Even when pain is the primary driver, age and taste factors in as well.
Watch a n00b get varying treatment from the hardcore backpackers on thorntree:
Here's my favorite part of the comments: "Most of the itineraries I see posted here are extremely city-centric. In those cases, either a backpack or a suitcase would suffice. But I think a certain percentage of travelers buy a backpack simply to assure themselves that they are backpackers and that what they are doing is indeed backpacking.
I will say this: the people I see with unmanageably huge rolling suitcases tend to be middle aged or older. The people I see with huge overstuffed backpacks tend to be much younger.
If you travel light and if you're not planning on taking a dump in the woods, I really don't see a difference."
I feel like I should include a whole series of links about duffels, because there's this incredible, highly masculine, minimalist aesthetic that really cracks me up (shades of Jan Michael Vincent in the made for TV adaptation of Wouk's The Winds of War, tossing that incredible leather duffel in the back seat -- ah, the 1980s! Very little leather over on Gear Patrol's 2013 roundup of cool bags http://gearpatrol.com/2013/05/20/best-duffel-bags/ Too many people looking for vegan friendly bags, maybe?). I'll include at least a few.
Best American Duffel, in Seattle (!!!) makes BadBags. Mmmm. We love those acronyms. Maybe not that color scheme, tho.
Maybe Montana, instead?
They want to make absolutely sure that you're on board with this whole we-carry-bags-on-our-shoulders-because-we-are-strong thing. Their gift card graphic is an old-skool pinup style: http://www.redoxx.com/Red-Oxx-Merchandise/Pinup-Gift-Card/92113/190/Product
I question whether those arms could lift that bag, never mind just one arm. OTOH, maybe it only has the packing material in it?
Tom Bihn bags are a little tough to categorize, which may explain why their product descriptions have paragraph after paragraph -- honestly, they make me sound concise.

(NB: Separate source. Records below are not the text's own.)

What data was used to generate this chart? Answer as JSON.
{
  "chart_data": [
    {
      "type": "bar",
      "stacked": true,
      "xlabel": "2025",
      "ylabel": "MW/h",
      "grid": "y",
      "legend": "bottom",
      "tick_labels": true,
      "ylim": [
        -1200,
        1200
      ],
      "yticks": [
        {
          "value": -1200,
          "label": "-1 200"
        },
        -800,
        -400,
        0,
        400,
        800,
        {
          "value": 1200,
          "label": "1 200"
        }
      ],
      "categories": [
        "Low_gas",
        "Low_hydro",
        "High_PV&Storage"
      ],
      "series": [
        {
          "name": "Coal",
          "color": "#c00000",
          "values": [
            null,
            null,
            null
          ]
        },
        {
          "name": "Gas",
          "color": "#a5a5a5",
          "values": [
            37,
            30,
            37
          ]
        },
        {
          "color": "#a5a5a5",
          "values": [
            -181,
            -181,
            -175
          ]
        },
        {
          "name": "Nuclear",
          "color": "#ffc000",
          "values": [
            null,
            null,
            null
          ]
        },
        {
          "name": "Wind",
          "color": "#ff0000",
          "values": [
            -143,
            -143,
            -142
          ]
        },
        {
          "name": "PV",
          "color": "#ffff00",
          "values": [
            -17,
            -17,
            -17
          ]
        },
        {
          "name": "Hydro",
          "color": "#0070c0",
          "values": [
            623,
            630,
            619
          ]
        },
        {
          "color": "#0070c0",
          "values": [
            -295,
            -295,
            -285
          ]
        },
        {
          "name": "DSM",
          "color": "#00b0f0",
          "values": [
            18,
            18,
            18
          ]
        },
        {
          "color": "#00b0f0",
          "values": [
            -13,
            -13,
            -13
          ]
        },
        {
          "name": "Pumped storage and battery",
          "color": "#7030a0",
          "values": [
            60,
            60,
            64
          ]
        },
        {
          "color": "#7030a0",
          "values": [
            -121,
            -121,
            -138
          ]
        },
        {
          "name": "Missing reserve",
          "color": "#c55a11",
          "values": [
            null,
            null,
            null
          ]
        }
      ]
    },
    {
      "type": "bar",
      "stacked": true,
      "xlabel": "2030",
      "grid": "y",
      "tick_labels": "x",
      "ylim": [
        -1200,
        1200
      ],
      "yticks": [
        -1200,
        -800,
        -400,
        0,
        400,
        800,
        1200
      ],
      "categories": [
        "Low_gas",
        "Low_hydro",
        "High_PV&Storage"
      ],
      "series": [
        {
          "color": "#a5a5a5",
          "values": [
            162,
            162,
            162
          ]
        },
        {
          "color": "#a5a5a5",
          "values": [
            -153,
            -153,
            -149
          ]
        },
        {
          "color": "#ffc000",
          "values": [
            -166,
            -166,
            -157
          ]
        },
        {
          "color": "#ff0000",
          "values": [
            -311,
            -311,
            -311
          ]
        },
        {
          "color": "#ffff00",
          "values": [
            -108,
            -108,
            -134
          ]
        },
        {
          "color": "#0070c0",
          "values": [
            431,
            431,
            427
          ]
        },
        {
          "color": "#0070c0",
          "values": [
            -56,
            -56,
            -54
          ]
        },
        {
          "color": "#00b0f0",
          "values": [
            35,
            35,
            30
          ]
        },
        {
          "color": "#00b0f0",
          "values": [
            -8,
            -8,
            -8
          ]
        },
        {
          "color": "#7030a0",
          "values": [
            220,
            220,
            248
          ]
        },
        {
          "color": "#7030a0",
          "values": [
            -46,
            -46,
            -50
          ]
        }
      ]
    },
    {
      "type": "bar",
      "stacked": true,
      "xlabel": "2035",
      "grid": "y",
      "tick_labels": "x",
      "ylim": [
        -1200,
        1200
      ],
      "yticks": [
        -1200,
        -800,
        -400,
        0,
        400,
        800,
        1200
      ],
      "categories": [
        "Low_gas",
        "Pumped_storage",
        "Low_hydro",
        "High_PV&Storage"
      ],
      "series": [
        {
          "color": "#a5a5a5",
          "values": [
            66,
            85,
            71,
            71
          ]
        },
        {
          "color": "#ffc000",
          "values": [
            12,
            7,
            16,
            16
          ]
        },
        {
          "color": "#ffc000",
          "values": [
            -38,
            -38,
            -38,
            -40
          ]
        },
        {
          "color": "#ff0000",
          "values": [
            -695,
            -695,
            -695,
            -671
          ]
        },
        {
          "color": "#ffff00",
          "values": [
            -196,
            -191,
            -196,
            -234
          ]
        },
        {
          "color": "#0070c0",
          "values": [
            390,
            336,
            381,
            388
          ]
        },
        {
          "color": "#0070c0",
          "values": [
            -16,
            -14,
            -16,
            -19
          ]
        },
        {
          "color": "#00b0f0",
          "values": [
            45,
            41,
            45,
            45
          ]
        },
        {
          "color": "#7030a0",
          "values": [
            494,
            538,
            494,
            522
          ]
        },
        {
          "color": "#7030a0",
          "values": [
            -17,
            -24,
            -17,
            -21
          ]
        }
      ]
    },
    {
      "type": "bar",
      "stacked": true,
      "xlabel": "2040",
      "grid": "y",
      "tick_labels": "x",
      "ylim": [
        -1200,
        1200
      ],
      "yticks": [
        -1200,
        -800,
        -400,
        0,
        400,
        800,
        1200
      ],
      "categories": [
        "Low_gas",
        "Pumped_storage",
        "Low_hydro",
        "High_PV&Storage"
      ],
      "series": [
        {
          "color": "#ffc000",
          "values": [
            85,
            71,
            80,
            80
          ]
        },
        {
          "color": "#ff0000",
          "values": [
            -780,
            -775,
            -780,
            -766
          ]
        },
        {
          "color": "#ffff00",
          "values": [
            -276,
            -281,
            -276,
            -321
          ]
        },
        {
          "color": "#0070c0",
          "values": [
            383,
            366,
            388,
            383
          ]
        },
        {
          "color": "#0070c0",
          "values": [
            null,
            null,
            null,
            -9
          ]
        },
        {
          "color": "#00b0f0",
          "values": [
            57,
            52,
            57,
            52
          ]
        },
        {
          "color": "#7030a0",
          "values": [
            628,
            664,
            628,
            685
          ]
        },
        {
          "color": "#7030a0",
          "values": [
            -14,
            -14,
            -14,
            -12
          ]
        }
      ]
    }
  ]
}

But they are prepared to call that a duffel, at least in part. I think the theory there was to produce something that exactly matched the specs for carry-on.
Also in Seattle. I believe my friend K. first brought these folks to my attention, around the time the first iPad came out and I was looking for a good bag for it (I loved the Timbuk2 -- also Seattle -- CandyBar, but retired it when I switched to the mini, which I'm on my second one of and I lllluuuuurve it because I can pretty much carry anything I want now without having to buy something special for the electronics. Win!).
These guys have created a table:
Their criteria appear to be as follows: D opening? Backpack straps? Not too heavy? Secondary criteria involve how hard is it to hook to a sled. I don't think these guys worry about whether it counts as oversize for checked or fits in the overhead.
And I'm going to stop now, because duffels are a whole "thing" where there are all these technical uses that are designed to, and then people just bring them to the gym or whatever. I don't get it at all, so other than pointing and going, wha? I have little to offer (in their favor, even highly technical duffels are quite inexpensive as luggage goes, and reusability does count for something, too).